In 1969, Barnett joined the H. W. Wilson Company, a publisher of bibliographic tools for libraries, to automate the production of these. He designed and introduced the system that was used to produce the Social Sciences Index for about 10 years. He had also started to teach courses on library automation at the Columbia School of Library Service. He joined the Columbia faculty full-time in 1975.

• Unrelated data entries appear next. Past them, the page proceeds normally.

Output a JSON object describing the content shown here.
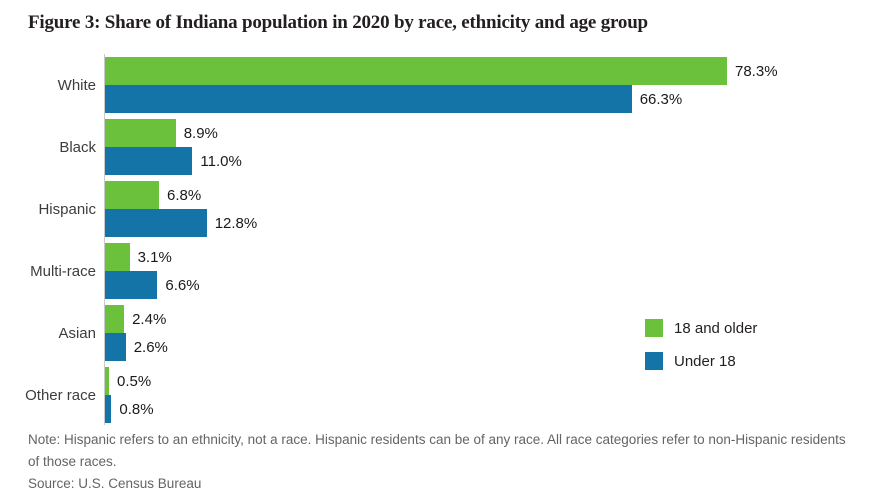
{
  "chart_data": {
    "type": "bar",
    "orientation": "horizontal",
    "title": "Figure 3: Share of Indiana population in 2020 by race, ethnicity and age group",
    "categories": [
      "White",
      "Black",
      "Hispanic",
      "Multi-race",
      "Asian",
      "Other race"
    ],
    "series": [
      {
        "name": "18 and older",
        "color": "#6BC03C",
        "values": [
          78.3,
          8.9,
          6.8,
          3.1,
          2.4,
          0.5
        ]
      },
      {
        "name": "Under 18",
        "color": "#1474A8",
        "values": [
          66.3,
          11.0,
          12.8,
          6.6,
          2.6,
          0.8
        ]
      }
    ],
    "value_suffix": "%",
    "value_labels": [
      [
        "78.3%",
        "8.9%",
        "6.8%",
        "3.1%",
        "2.4%",
        "0.5%"
      ],
      [
        "66.3%",
        "11.0%",
        "12.8%",
        "6.6%",
        "2.6%",
        "0.8%"
      ]
    ],
    "xlim": [
      0,
      80
    ],
    "grid": false,
    "legend_position": "right",
    "axis_line_color": "#c9cacb",
    "note": "Note: Hispanic refers to an ethnicity, not a race. Hispanic residents can be of any race. All race categories refer to non-Hispanic residents of those races.",
    "source": "Source: U.S. Census Bureau"
  }
}
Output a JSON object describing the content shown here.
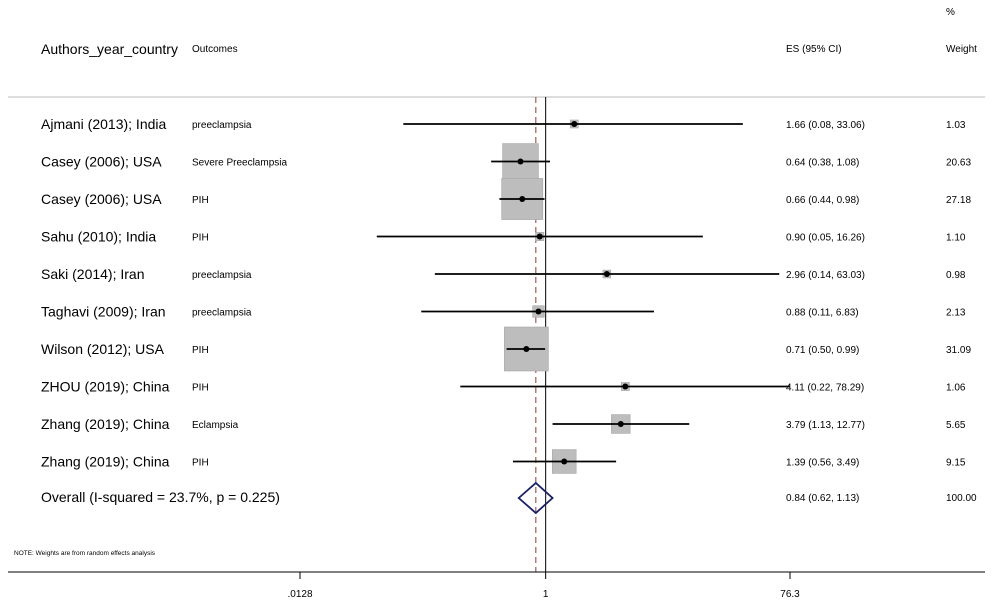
{
  "header": {
    "study_col": "Authors_year_country",
    "outcome_col": "Outcomes",
    "es_col": "ES (95% CI)",
    "weight_pct": "%",
    "weight_col": "Weight"
  },
  "chart_data": {
    "type": "forest",
    "scale": "log",
    "x_ticks": [
      {
        "value": 0.0128,
        "label": ".0128"
      },
      {
        "value": 1,
        "label": "1"
      },
      {
        "value": 76.3,
        "label": "76.3"
      }
    ],
    "xlim": [
      0.0128,
      76.3
    ],
    "null_line": 1,
    "studies": [
      {
        "label": "Ajmani (2013); India",
        "outcome": "preeclampsia",
        "es": 1.66,
        "lo": 0.08,
        "hi": 33.06,
        "es_text": "1.66 (0.08, 33.06)",
        "weight": 1.03,
        "weight_text": "1.03"
      },
      {
        "label": "Casey (2006); USA",
        "outcome": "Severe Preeclampsia",
        "es": 0.64,
        "lo": 0.38,
        "hi": 1.08,
        "es_text": "0.64 (0.38, 1.08)",
        "weight": 20.63,
        "weight_text": "20.63"
      },
      {
        "label": "Casey (2006); USA",
        "outcome": "PIH",
        "es": 0.66,
        "lo": 0.44,
        "hi": 0.98,
        "es_text": "0.66 (0.44, 0.98)",
        "weight": 27.18,
        "weight_text": "27.18"
      },
      {
        "label": "Sahu (2010); India",
        "outcome": "PIH",
        "es": 0.9,
        "lo": 0.05,
        "hi": 16.26,
        "es_text": "0.90 (0.05, 16.26)",
        "weight": 1.1,
        "weight_text": "1.10"
      },
      {
        "label": "Saki (2014); Iran",
        "outcome": "preeclampsia",
        "es": 2.96,
        "lo": 0.14,
        "hi": 63.03,
        "es_text": "2.96 (0.14, 63.03)",
        "weight": 0.98,
        "weight_text": "0.98"
      },
      {
        "label": "Taghavi (2009); Iran",
        "outcome": "preeclampsia",
        "es": 0.88,
        "lo": 0.11,
        "hi": 6.83,
        "es_text": "0.88 (0.11, 6.83)",
        "weight": 2.13,
        "weight_text": "2.13"
      },
      {
        "label": "Wilson (2012); USA",
        "outcome": "PIH",
        "es": 0.71,
        "lo": 0.5,
        "hi": 0.99,
        "es_text": "0.71 (0.50, 0.99)",
        "weight": 31.09,
        "weight_text": "31.09"
      },
      {
        "label": "ZHOU (2019); China",
        "outcome": "PIH",
        "es": 4.11,
        "lo": 0.22,
        "hi": 78.29,
        "es_text": "4.11 (0.22, 78.29)",
        "weight": 1.06,
        "weight_text": "1.06"
      },
      {
        "label": "Zhang (2019); China",
        "outcome": "Eclampsia",
        "es": 3.79,
        "lo": 1.13,
        "hi": 12.77,
        "es_text": "3.79 (1.13, 12.77)",
        "weight": 5.65,
        "weight_text": "5.65"
      },
      {
        "label": "Zhang (2019); China",
        "outcome": "PIH",
        "es": 1.39,
        "lo": 0.56,
        "hi": 3.49,
        "es_text": "1.39 (0.56, 3.49)",
        "weight": 9.15,
        "weight_text": "9.15"
      }
    ],
    "overall": {
      "label": "Overall  (I-squared = 23.7%, p = 0.225)",
      "es": 0.84,
      "lo": 0.62,
      "hi": 1.13,
      "es_text": "0.84 (0.62, 1.13)",
      "weight_text": "100.00"
    },
    "note": "NOTE: Weights are from random effects analysis",
    "colors": {
      "box": "#bdbdbd",
      "box_stroke": "#a6a6a6",
      "line": "#000000",
      "diamond": "#1a1f66",
      "overall_line": "#8b3a3a",
      "axis": "#000000"
    }
  }
}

In 1977, Barnett moved to the Department of Computer and Information Science at Brooklyn College of the City University of New York in 1977, retiring as professor emeritus in 1996. Whilst at CUNY, he directed a major NSF funded project to develop computer generated printed matter for undergraduate teaching. He wrote software that incorporated pictures in documents that were typeset using PAGE-1. He wrote several books with his three teenage children, Gabrielle, Simon and Graham, aimed at the home market. These dealt with the production of computer graphics on early personal computers, that included the Commodore 64, the Apple II, and IBM PC, and the use of elementary algorithms.

==Integrals redux, retirement and symbolic calculation==
In 1989, Barnett started to spend part of his time as a visiting scientist at the John von Neumann National Supercomputer Center, located on the outskirts of Princeton and run by a consortium of universities. He restarted work on molecular integrals, using the power of the supercomputer to go beyond the possibilities of the 1960s. After his retirement from CUNY, he continued to explore applications of symbolic calculation to molecular integrals, nuclear magnetic resonance, and other topics.